A more complete path would be to define another interface (possibly named CanCreateAwsCredentialsProvider?) that has a public function AwsCredentialsProvider createCredentialsProvider(). AssumeRoleAwsClientFactory can implement this class (and possibly other client factories such as LakeFormationAwsClientFactory). When CLIENT_FACTORY is set to a class that inherits this interface, instantiate the client factory and call the function between step 2 and 3 of the decision chain of restCredentialsProvider.

Third possible design: extract the four functions (sts, genSessionName, createCredentialsProvider, createAssumeRoleRequest) from AssumeRoleAwsClientFactory into a separate public utility class. Embed the utility class into both AwsProperties and AssumeRoleAwsClientFactory. Add a set of additional rest. properties for assume role as well.

Query engine

Spark

Willingness to contribute

• I can contribute this improvement/feature independently
• I would be willing to contribute this improvement/feature with guidance from the Iceberg community
• I cannot contribute this improvement/feature at this time

[xndai]

Thanks for reporting. Can you provide a bit more details - which REST catalog service you run into this? Is it S3 Tables REST catalog?

[NathanCYee]

Hi @xndai, thanks for the comment. I have observed this occurring in the s3 tables rest catalog so far but it should occur on the glue catalog as well since it is also SigV4 signed. I haven't tested on OSS Spark yet, will let you know reproduction steps shortly.

[GabrielBBaldez]

I dug into this and can confirm the root cause.

RESTSigV4AuthSession signs requests with AwsProperties#restCredentialsProvider(), which delegates to the internal credentialsProvider(...) decision chain. That chain only handles explicit static rest.* keys, a custom client.credentials-provider, and otherwise the DefaultCredentialsProvider — there is no branch for client.assume-role.*. So when the catalog is configured with AssumeRoleAwsClientFactory, the assumed role is applied to the S3/Glue/KMS/DynamoDB clients (via applyAssumeRoleConfigurations) but never to the SigV4 REST signing path. The REST calls silently fall through to the default credential chain — exactly the permission divergence reported here.

Opened #16794 implementing the "fastest path" from the description: an assume-role branch between the custom-provider and default-chain steps that returns an StsAssumeRoleCredentialsProvider built from the existing client.assume-role.* properties (arn, region, session name, timeout, external id, tags), mirroring AssumeRoleAwsClientFactory#createCredentialsProvider.
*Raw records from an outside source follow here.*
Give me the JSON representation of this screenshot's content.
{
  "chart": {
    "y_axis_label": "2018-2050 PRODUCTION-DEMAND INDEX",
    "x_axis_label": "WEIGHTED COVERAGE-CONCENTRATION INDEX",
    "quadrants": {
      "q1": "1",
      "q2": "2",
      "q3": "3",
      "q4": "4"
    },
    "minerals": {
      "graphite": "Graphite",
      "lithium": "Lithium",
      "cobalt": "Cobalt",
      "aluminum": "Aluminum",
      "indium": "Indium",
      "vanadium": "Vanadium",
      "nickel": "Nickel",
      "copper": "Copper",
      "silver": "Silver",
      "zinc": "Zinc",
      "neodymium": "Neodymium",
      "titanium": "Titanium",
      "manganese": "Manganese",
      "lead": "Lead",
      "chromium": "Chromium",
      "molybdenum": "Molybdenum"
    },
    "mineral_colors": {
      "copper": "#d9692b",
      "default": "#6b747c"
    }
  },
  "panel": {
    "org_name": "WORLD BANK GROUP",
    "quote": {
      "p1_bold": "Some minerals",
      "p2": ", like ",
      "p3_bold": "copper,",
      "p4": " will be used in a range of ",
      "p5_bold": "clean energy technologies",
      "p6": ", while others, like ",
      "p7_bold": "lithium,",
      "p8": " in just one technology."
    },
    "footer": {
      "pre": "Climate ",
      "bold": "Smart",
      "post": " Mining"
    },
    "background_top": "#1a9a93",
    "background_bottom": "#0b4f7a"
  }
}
Static rest.* keys and client.credentials-provider keep precedence, and it is covered with unit tests.

@NathanCYee apologies if you were already mid-work on this — happy to collaborate. @xndai I kept it to the minimal option-1; glad to extract a shared utility (option 3) instead if you'd prefer to avoid the small duplication with AssumeRoleAwsClientFactory.

[NathanCYee]

Hi @GabrielBBaldez,

Thanks for taking a look at this! I hope the details I gave were helpful to your implementation. Apologies for the lack of communication, this is my first issue on this project and I have been trying to get familiar with the contribution process 😅.

I can take a look at updating the documentation for the updated behavior. I was in the process of implementing option 3, happy to pull your fork and merge my in-progress work with yours.

[GabrielBBaldez]

No worries at all, and welcome — great first issue to dig into! 🙌 Your write-up was spot on and made the implementation straightforward.

Happy to join forces. To avoid duplicating effort: #16794 is up and green locally (option 1, the minimal path), so it's a working baseline. Since you're already on option 3 (the shared AssumeRole utility), that's likely the cleaner shape to fold everything into.

Either way, glad to combine and co-author — happy to add you on my fork (or you can PR your docs + option-3 work onto my branch) so it stays one clean PR crediting us both. Whatever's easiest for you!

[NathanCYee]

Thanks @GabrielBBaldez,

I set up a branch on NathanCYee/iceberg/aws-assume-role-rest-credentials that has forked yours. I will PR a docs update first, followed by the option-3 changes.